# 800 spread-bore 6211 secondary bowl leak out top.



## Stevegto01 (Dec 27, 2017)

Hi, my Pontiac 428 800 double pumper spread-bore is leaking out the top castle looking post on the secondary. I was getting backfires until I filled up the primary bowl through the vent. It was running on the secondaries only I think. I took off the secondary bowl and cleaned it, but haven't started it yet. I took the secondary float out and shook it, it doesn't seem to have a leak. Any other ideas? Could that starve the primaries somehow? After I filled the primary bowl it ran great again, but had to sop up the leaking gas on the top of the secondary bowl. Thanks!


----------



## PontiacJim (Dec 29, 2012)

Stevegto01 said:


> Hi, my Pontiac 428 800 double pumper spread-bore is leaking out the top castle looking post on the secondary. I was getting backfires until I filled up the primary bowl through the vent. It was running on the secondaries only I think. I took off the secondary bowl and cleaned it, but haven't started it yet. I took the secondary float out and shook it, it doesn't seem to have a leak. Any other ideas? Could that starve the primaries somehow? After I filled the primary bowl it ran great again, but had to sop up the leaking gas on the top of the secondary bowl. Thanks!

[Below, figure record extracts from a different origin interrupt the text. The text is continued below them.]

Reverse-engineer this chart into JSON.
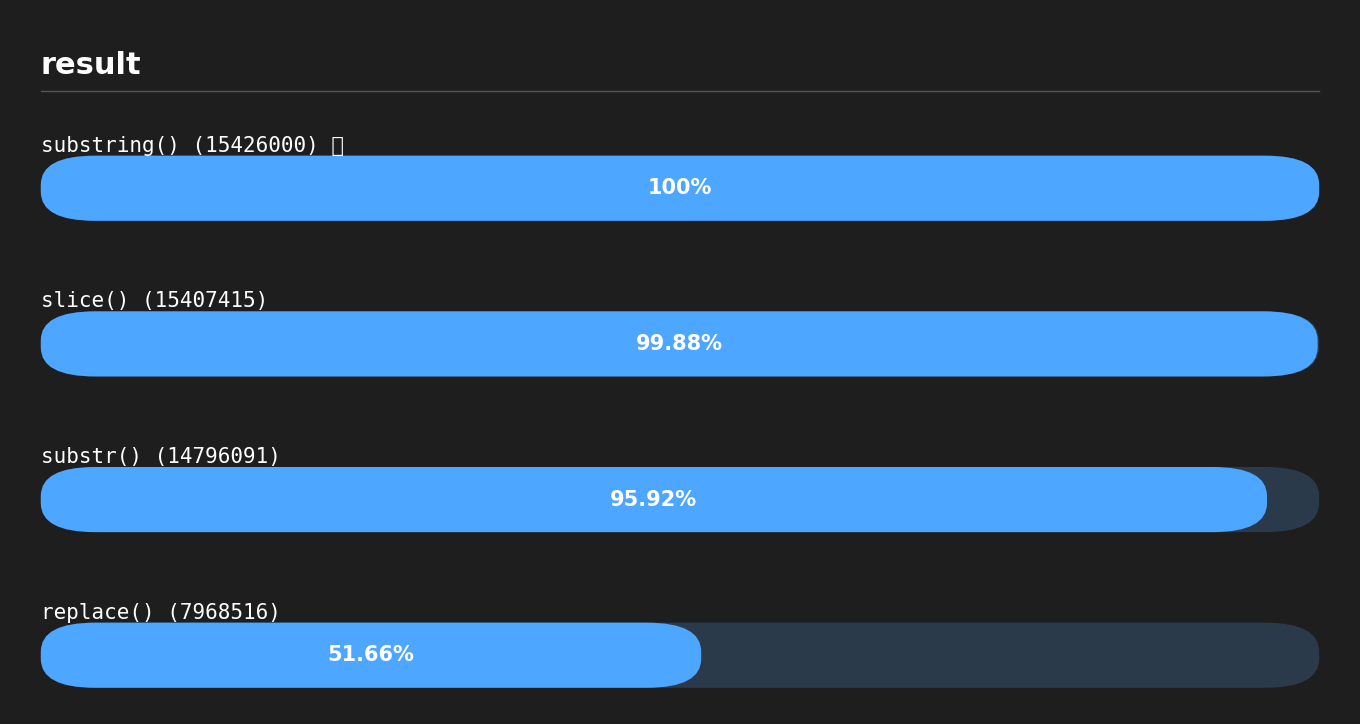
{
  "title": "result",
  "background_color": "#1e1e1e",
  "title_color": "#ffffff",
  "bar_color": "#4da6ff",
  "bar_bg_color": "#2a3a4a",
  "text_color": "#ffffff",
  "separator_color": "#555555",
  "methods": [
    {
      "label": "substring() (15426000) 🏆",
      "value": 100.0,
      "display": "100%"
    },
    {
      "label": "slice() (15407415)",
      "value": 99.88,
      "display": "99.88%"
    },
    {
      "label": "substr() (14796091)",
      "value": 95.92,
      "display": "95.92%"
    },
    {
      "label": "replace() (7968516)",
      "value": 51.66,
      "display": "51.66%"
    }
  ],
  "figsize": [
    13.6,
    7.24
  ],
  "dpi": 100
}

I would get a rebuild kit and simply go through the entire carb. Why waste your time chasing each little problem. You also want to ensure that you have a contemporary needle & seat assembly that is ethanol friendly. The older rubber tipped needle will deteriorate causing problems (if yours is of this type).

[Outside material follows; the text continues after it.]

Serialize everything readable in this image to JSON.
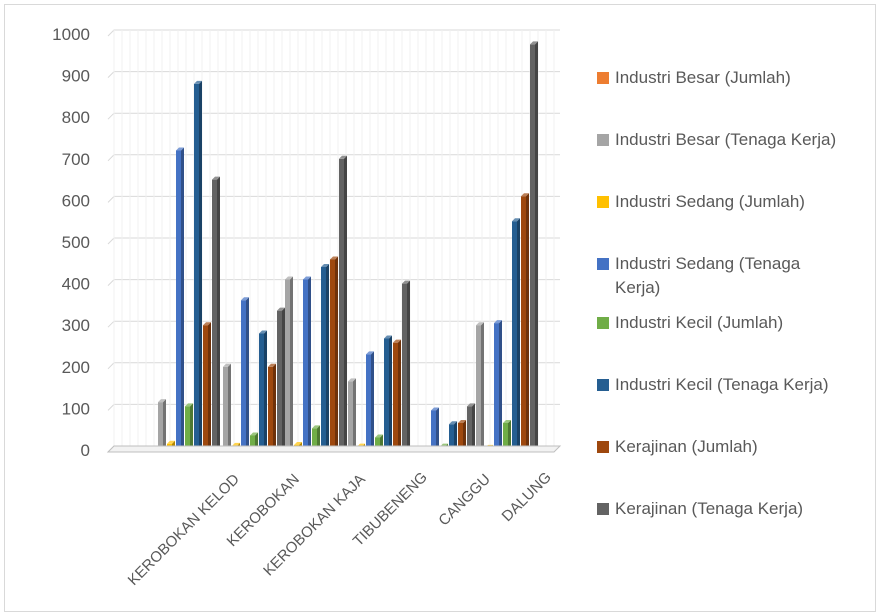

Your needle and seat assembly could be either stuck or have some form of blockage not allowing gas to fill the primary bowls. So rebuild it to freshen it up and set the floats to spec. Make sure none of the vent holes are plugged.


----------



## Stevegto01 (Dec 27, 2017)

Thanks. I did all of that, rebuilt the whole thing. New floats didn't come with the kit. I will take primary bowl off to see if there may be a problem there, but I did clean out everything. I am only getting non-ethanol gas, octane boost and lead additive, and sometimes Stabil if it will sit.
Thanks


----------



## Stevegto01 (Dec 27, 2017)

I took off the primary bowl and again cleaned everything out, filled up in the vent tube and then it ran fine again. I did put in an inline filter previously with sight glass.
I can now see some dirt specs in there, can that have clogged something in the primary and let only the secondary side fill up too much? The tank should probably be replaced, I drained it after sitting a long time and refilled it, but ran a bit without the inline filter, just the one in the carb. I am guessing dirt caused this. I think it is good again for now. Thanks


----------